このようにして、雑草は、人間の力を巧みに利用して繁栄しています。
そして、日本人は、絶え間なく生え続ける雑草と戦い続けてきたのです。そんな戦いの中で、日本人は雑草の強さを見出してきたのかも知れません。

また、雑草は予測不能に変化する環境を好みます。目まぐるしく変化する環境では、競争に強い植物が強さを発揮することができないからです。
変化する環境に生える雑草にとって、大切なことは何でしょうか。
「変えられないものは受け入れる」
これが雑草の生き方です。変えられないものというのは、環境です。環境は変えることができません。ですから、「受け入れるしかない」のです。
そして雑草は、変えられないものは受け入れ、変えられるものを変えます。
変えられるものとは、雑草自身です。そのため、雑草は環境に合わせて自在に変化をします。このしなやかな対応力が雑草の強さなのです。

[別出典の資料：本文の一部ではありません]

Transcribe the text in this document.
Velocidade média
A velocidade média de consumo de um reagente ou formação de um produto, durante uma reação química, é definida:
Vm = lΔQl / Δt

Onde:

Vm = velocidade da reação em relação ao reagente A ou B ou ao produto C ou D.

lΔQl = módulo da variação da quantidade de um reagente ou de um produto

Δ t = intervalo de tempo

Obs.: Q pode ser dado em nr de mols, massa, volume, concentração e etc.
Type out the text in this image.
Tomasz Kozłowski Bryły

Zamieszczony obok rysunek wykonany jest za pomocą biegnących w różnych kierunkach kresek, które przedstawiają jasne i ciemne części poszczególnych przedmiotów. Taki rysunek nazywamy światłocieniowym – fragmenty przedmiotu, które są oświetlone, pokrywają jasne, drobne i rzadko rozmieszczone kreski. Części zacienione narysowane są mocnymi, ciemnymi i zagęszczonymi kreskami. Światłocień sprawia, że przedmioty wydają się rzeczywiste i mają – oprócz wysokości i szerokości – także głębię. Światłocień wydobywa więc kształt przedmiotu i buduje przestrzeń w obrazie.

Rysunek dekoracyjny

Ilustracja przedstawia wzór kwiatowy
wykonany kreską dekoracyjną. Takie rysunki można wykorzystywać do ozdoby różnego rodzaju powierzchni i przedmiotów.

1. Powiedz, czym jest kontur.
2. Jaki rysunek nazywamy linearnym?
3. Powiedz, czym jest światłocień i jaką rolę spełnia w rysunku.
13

「大きな力に逆らわず、しなやかに受け流す。そして、その逆境を力に変える。」
これが雑草の戦略です。

歴史を振り返れば、日本人もまた、大きな災害や時代の変化を何度となく乗り越えてきました。変えられないものは受け入れる。しかし、けっしてあきらめることなく、自らが変化することで、それを乗り越えてきたのです。
変化を乗り越える雑草の強さは、まさに日本人の姿を私に連想させます。

「雑草魂」という言葉を聞いたとき、私たちは、踏まれても、踏まれても立ち上がる姿を思い浮かべます。しかし、じつはこれは誤りです。雑草は何度も踏まれると立ち上がってくることはないのです。
情けないと思うかも知れません。しかし、そうでしょうか。
雑草にとって大切なことは、花を咲かせて種子を残すことです。そうであるとすれば、踏まれても立ち上がるという無駄なことにエネルギーを使うよりも、踏まれながら花を咲かせる方が良いし、踏まれながら種子を残す方が合理的です。
そのため、雑草は踏まれたら立ち上がりません。
しかし、踏まれても、踏まれても必ず花を咲かせ、種子を残すのです。
大切なことがブレないからこそ、雑草は自在にその形や伸び方を変化させることができます。大切なことを見失わない生き方。それが本当の雑草魂です。

それではいま今、私たち日本人にとって「変えてはいけない大切なもの」とは何なのでしょうか。
雑草の生き方を眺めていると、日本人の真価が問われているような気がしてなりません。